In the two models I've described, it's clear that there's nothing special about mathematics. Both models are required for other sorts of information that are just as valid and universal. Would a system that works for one subject be scalable to others? Mathematics might just complicate the issue unnecessarily. And what works for mathematics might well not be complicated enough to scale to other areas, for which there are greater arguments for ready access, such as medicine. In medicine or genetics, the demand for an historic archive is surely far outweighed by the need for born-digital content, and the volume and value of material in those areas mean that commercial effort is not being expended on mathematics.
If mathematics is to have an enhanced historic archive that relates smoothly to the born-digital content currently being created, then probably this has to be centrally planned and funded therefore. It's also necessary for cooperation between the relevant parties, in order to guarantee standards and cross-platform usability, to create universal tools and technology, to give guidelines and procedures for establishing ownership of and for clearing copyright, to make it easy to switch between archive types, to transfer ownership of archives, and to create sensible business models for the products. The research and investment required could not recouped, or even allocated, commercially, and so must be funded governmentally. Once set up, one would hope the running costs for various archives can be paid for out of income generated or costs saved.

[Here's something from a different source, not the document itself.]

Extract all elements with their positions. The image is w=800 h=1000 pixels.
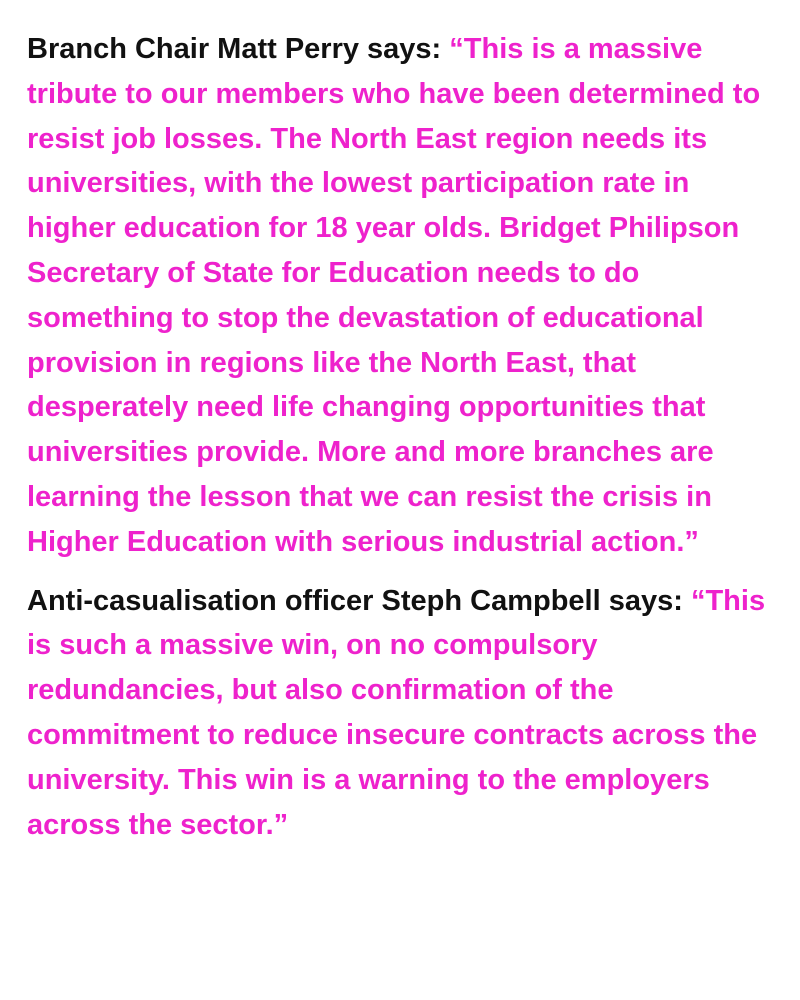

In sum mathematics is different: it's small, but universal and long-lasting; it's important to many other disciplines. Its characteristics mean that whereas simple technology can create electronic historical archives and run them commercially, enhanced archives that parallel the born-digital content currently being created, are only marginally viable. A market for historic non-mathematical content evidently exists, whether that information is archived in plain or in enhanced electronic form. It's not too much of an extrapolation to say that the same is true for mathematical content.